There are two types of blockchain developers: a core blockchain developer and a blockchain software developer.
Like a software architect, a core blockchain developer designs the security and architecture of the blockchain system—the foundation others can build upon. Blockchain software developers use this core web architecture to create applications.
To land a blockchain developer job, you must understand how the blockchain works, in addition to mastering mainstream programming languages like C++, Python, and Java.
The metaverse will shake up the events industry—probably even more so than COVID did. The metaverse can be used to host events of practically any size, including major trade fairs, concerts, conferences, and more. Immersive video conferencing apps will help remove the remoteness from remote work for business meetings and conferences. In the metaverse, participants can create avatars and get a sense of being truly present in the venue. Organizers can also add an AI chatbot as guides to greet and interact with attendees.
“Event planners and managers will be required for all events, just as they are in the real world,” says Joe Troyer, CEO and head of growth at DigitalTriggers. “There will ultimately be a time when corporations like Apple introduce their newest gadgets in the metaverse, and other events such as E3 and Comic-Con may also shift to the metaverse.”
How can I get a metaverse job?
For now, technical professionals are using many of the skills they already have to build metaverse experiences.

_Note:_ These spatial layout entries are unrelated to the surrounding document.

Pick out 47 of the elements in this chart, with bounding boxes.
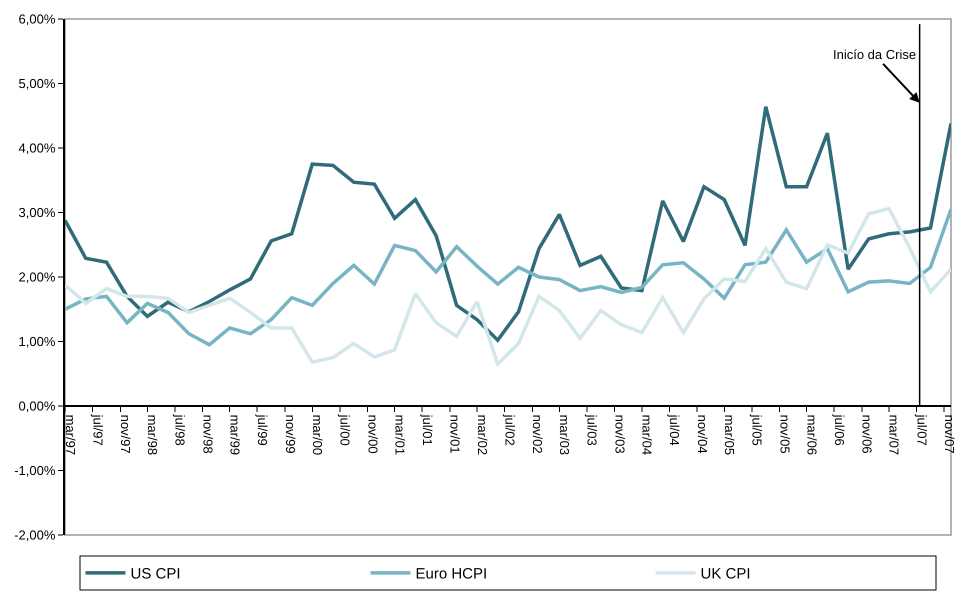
x-tick-label: mar/07 <box>886 414 902 456</box>
x-tick-label: mar/04 <box>640 414 655 456</box>
x-tick-label: jul/97 <box>90 414 106 446</box>
x-tick-label: jul/03 <box>584 414 600 446</box>
y-tick-label: -1,00% <box>14 463 56 478</box>
x-tick-label: jul/99 <box>255 414 270 446</box>
y-tick-label: 5,00% <box>18 76 56 92</box>
x-tick-label: nov/00 <box>365 414 380 454</box>
y-tick-label: 1,00% <box>18 334 56 350</box>
x-tick-label: nov/97 <box>118 414 134 454</box>
x-tick-label: mar/03 <box>557 414 572 456</box>
x-tick-label: nov/99 <box>282 414 298 454</box>
x-tick-label: jul/98 <box>172 414 188 446</box>
line-series <box>65 104 951 342</box>
y-tick-label: 0,00% <box>18 398 56 414</box>
x-tick-label: jul/07 <box>914 414 930 446</box>
x-tick-label: nov/06 <box>860 414 875 454</box>
x-tick-label: mar/02 <box>474 414 490 456</box>
x-tick-label: nov/04 <box>694 414 710 454</box>
y-tick-label: 6,00% <box>18 12 56 27</box>
x-tick-label: nov/05 <box>777 414 792 454</box>
annotation: Inicío da Crise <box>833 47 916 62</box>
x-tick-label: mar/05 <box>722 414 738 456</box>
x-tick-label: nov/01 <box>448 414 463 454</box>
y-tick-label: 4,00% <box>18 140 56 156</box>
y-tick-label: -2,00% <box>14 528 56 543</box>
legend-label: Euro HCPI <box>416 566 488 583</box>
x-tick-label: mar/01 <box>392 414 408 456</box>
x-tick-label: nov/07 <box>942 414 958 454</box>
legend-label: UK CPI <box>700 566 751 583</box>
x-tick-label: mar/99 <box>227 414 242 456</box>
y-tick-label: 2,00% <box>18 270 56 285</box>
y-tick-label: 3,00% <box>18 205 56 220</box>
x-tick-label: nov/03 <box>612 414 628 454</box>
x-tick-label: jul/05 <box>750 414 765 446</box>
x-tick-label: mar/98 <box>145 414 160 456</box>
x-tick-label: jul/00 <box>338 414 353 446</box>
x-tick-label: mar/97 <box>62 414 78 456</box>
x-tick-label: nov/02 <box>530 414 546 454</box>
x-tick-label: mar/00 <box>310 414 326 456</box>
x-tick-label: jul/01 <box>420 414 435 446</box>
x-tick-label: jul/06 <box>832 414 847 446</box>
x-tick-label: jul/04 <box>667 414 682 446</box>
x-tick-label: jul/02 <box>502 414 518 446</box>
legend-label: US CPI <box>130 566 181 583</box>
x-tick-label: nov/98 <box>200 414 216 454</box>
x-tick-label: mar/06 <box>804 414 820 456</box>
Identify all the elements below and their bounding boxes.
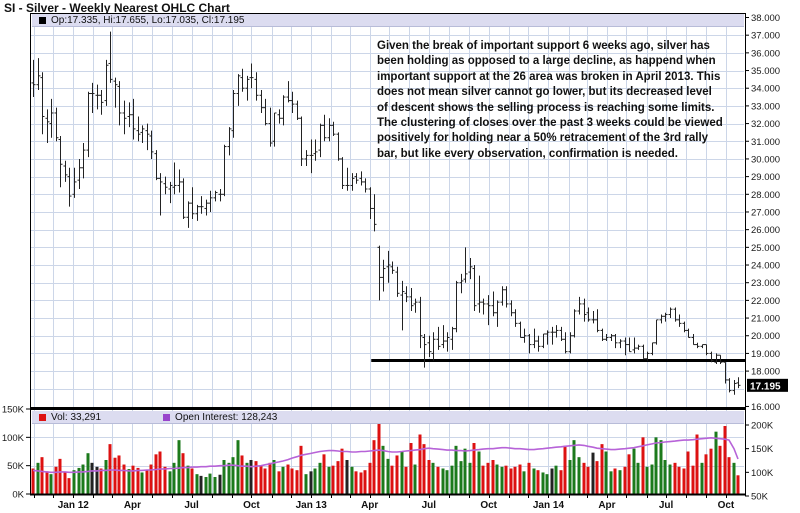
volume-axis-labels: 150K 100K 50K 0K bbox=[2, 405, 30, 501]
svg-text:Oct: Oct bbox=[718, 500, 735, 511]
svg-text:Jul: Jul bbox=[659, 500, 674, 511]
svg-text:50K: 50K bbox=[7, 461, 25, 472]
annotation-text: Given the break of important support 6 w… bbox=[377, 39, 749, 162]
svg-text:23.000: 23.000 bbox=[751, 278, 780, 289]
open-interest-line bbox=[32, 436, 739, 474]
svg-text:38.000: 38.000 bbox=[751, 13, 780, 24]
svg-text:20.000: 20.000 bbox=[751, 331, 780, 342]
annotation-line: Given the break of important support 6 w… bbox=[377, 40, 710, 52]
svg-text:16.000: 16.000 bbox=[751, 402, 780, 413]
svg-text:Jan 13: Jan 13 bbox=[296, 500, 328, 511]
x-axis-labels: Jan 12 Apr Jul Oct Jan 13 Apr Jul Oct Jan 14 Apr J… bbox=[34, 495, 735, 511]
svg-text:24.000: 24.000 bbox=[751, 261, 780, 272]
svg-text:18.000: 18.000 bbox=[751, 367, 780, 378]
svg-text:22.000: 22.000 bbox=[751, 296, 780, 307]
annotation-line: important support at the 26 area was bro… bbox=[377, 70, 721, 83]
svg-text:36.000: 36.000 bbox=[751, 48, 780, 59]
price-legend-bar: Op:17.335, Hi:17.655, Lo:17.035, Cl:17.1… bbox=[32, 14, 744, 27]
svg-text:27.000: 27.000 bbox=[751, 207, 780, 218]
svg-text:28.000: 28.000 bbox=[751, 190, 780, 201]
volume-legend-marker-icon bbox=[39, 413, 46, 421]
svg-text:37.000: 37.000 bbox=[751, 31, 780, 42]
svg-text:Jul: Jul bbox=[184, 500, 199, 511]
open-interest-legend-text: Open Interest: 128,243 bbox=[175, 411, 278, 423]
volume-legend-bar: Vol: 33,291 Open Interest: 128,243 bbox=[32, 411, 744, 424]
svg-text:Apr: Apr bbox=[361, 500, 378, 511]
svg-text:0K: 0K bbox=[12, 490, 24, 501]
svg-text:32.000: 32.000 bbox=[751, 119, 780, 130]
grid bbox=[31, 14, 744, 493]
svg-text:29.000: 29.000 bbox=[751, 172, 780, 183]
svg-text:33.000: 33.000 bbox=[751, 101, 780, 112]
svg-text:Jan 14: Jan 14 bbox=[533, 500, 565, 511]
svg-text:34.000: 34.000 bbox=[751, 84, 780, 95]
svg-text:150K: 150K bbox=[2, 405, 25, 416]
annotation-line: bar, but like every observation, confirm… bbox=[377, 147, 679, 160]
svg-text:Jan 12: Jan 12 bbox=[58, 500, 90, 511]
svg-text:Oct: Oct bbox=[480, 500, 497, 511]
ohlc-bars bbox=[31, 31, 741, 395]
svg-text:50K: 50K bbox=[751, 492, 769, 503]
ohlc-legend-marker-icon bbox=[39, 16, 46, 24]
annotation-line: been holding as opposed to a large decli… bbox=[377, 55, 716, 68]
svg-text:26.000: 26.000 bbox=[751, 225, 780, 236]
svg-text:100K: 100K bbox=[2, 433, 25, 444]
last-price-label: 17.195 bbox=[750, 381, 781, 392]
annotation-line: does not mean silver cannot go lower, bu… bbox=[377, 86, 712, 99]
open-interest-legend-marker-icon bbox=[163, 413, 171, 421]
svg-text:30.000: 30.000 bbox=[751, 154, 780, 165]
svg-text:25.000: 25.000 bbox=[751, 243, 780, 254]
svg-text:Apr: Apr bbox=[124, 500, 141, 511]
svg-text:21.000: 21.000 bbox=[751, 314, 780, 325]
last-price-tag bbox=[747, 378, 788, 392]
annotation-line: positively for holding near a 50% retrac… bbox=[377, 132, 709, 145]
svg-text:19.000: 19.000 bbox=[751, 349, 780, 360]
ohlc-legend-text: Op:17.335, Hi:17.655, Lo:17.035, Cl:17.1… bbox=[51, 14, 245, 26]
svg-text:100K: 100K bbox=[751, 468, 774, 479]
svg-text:Oct: Oct bbox=[243, 500, 260, 511]
svg-text:Jul: Jul bbox=[422, 500, 437, 511]
volume-legend-text: Vol: 33,291 bbox=[51, 411, 102, 423]
open-interest-axis-labels: 200K 150K 100K 50K bbox=[745, 421, 774, 503]
pane-borders bbox=[30, 13, 746, 496]
annotation-line: The clustering of closes over the past 3… bbox=[377, 117, 723, 130]
svg-text:35.000: 35.000 bbox=[751, 66, 780, 77]
volume-bars bbox=[31, 423, 740, 494]
price-axis-labels: 38.000 37.000 36.000 35.000 34.000 33.000 32.0… bbox=[745, 13, 780, 413]
svg-text:200K: 200K bbox=[751, 421, 774, 432]
svg-text:31.000: 31.000 bbox=[751, 137, 780, 148]
svg-text:150K: 150K bbox=[751, 444, 774, 455]
svg-text:Apr: Apr bbox=[598, 500, 615, 511]
annotation-line: of descent shows the selling process is … bbox=[377, 101, 715, 114]
chart-title: SI - Silver - Weekly Nearest OHLC Chart bbox=[4, 1, 230, 15]
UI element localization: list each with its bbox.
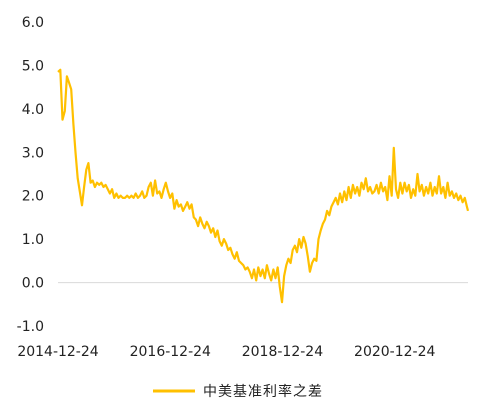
legend: 中美基准利率之差 [153,383,323,400]
x-tick-label: 2016-12-24 [130,344,211,360]
x-tick-label: 2014-12-24 [17,344,98,360]
y-axis: 6.0 5.0 4.0 3.0 2.0 1.0 0.0 -1.0 [17,15,44,335]
y-tick-label: 3.0 [22,145,44,161]
y-tick-label: 5.0 [22,58,44,74]
y-tick-label: 4.0 [22,102,44,118]
y-tick-label: 6.0 [22,15,44,31]
y-tick-label: 0.0 [22,276,44,292]
series-line [57,68,470,304]
x-axis: 2014-12-24 2016-12-24 2018-12-24 2020-12-24 [17,344,435,360]
x-tick-label: 2020-12-24 [354,344,435,360]
legend-label: 中美基准利率之差 [203,383,323,400]
y-tick-label: 2.0 [22,189,44,205]
x-tick-label: 2018-12-24 [242,344,323,360]
y-tick-label: 1.0 [22,232,44,248]
y-tick-label: -1.0 [17,319,44,335]
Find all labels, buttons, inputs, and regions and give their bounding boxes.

Still, many of the jobs that will exist in the metaverse—e.g. avatar clothing designer, metahuman doctor, and metaverse research scientist—haven’t been invented yet. Khan advises those who don’t currently work in the metaverse to start learning about how the metaverse works, what kinds of tasks can be done in the metaverse, and how their skills could be repurposed for Web 3.0.
“Programmers should learn the new architecture of the web and blockchain technology,” says Khan. “For financial professionals who want to be part of the metaverse, understanding cryptocurrencies, investments and NFTS is necessary. Artists might find it important to learn how to generate digital art and teach themselves about new types of creative digital software.”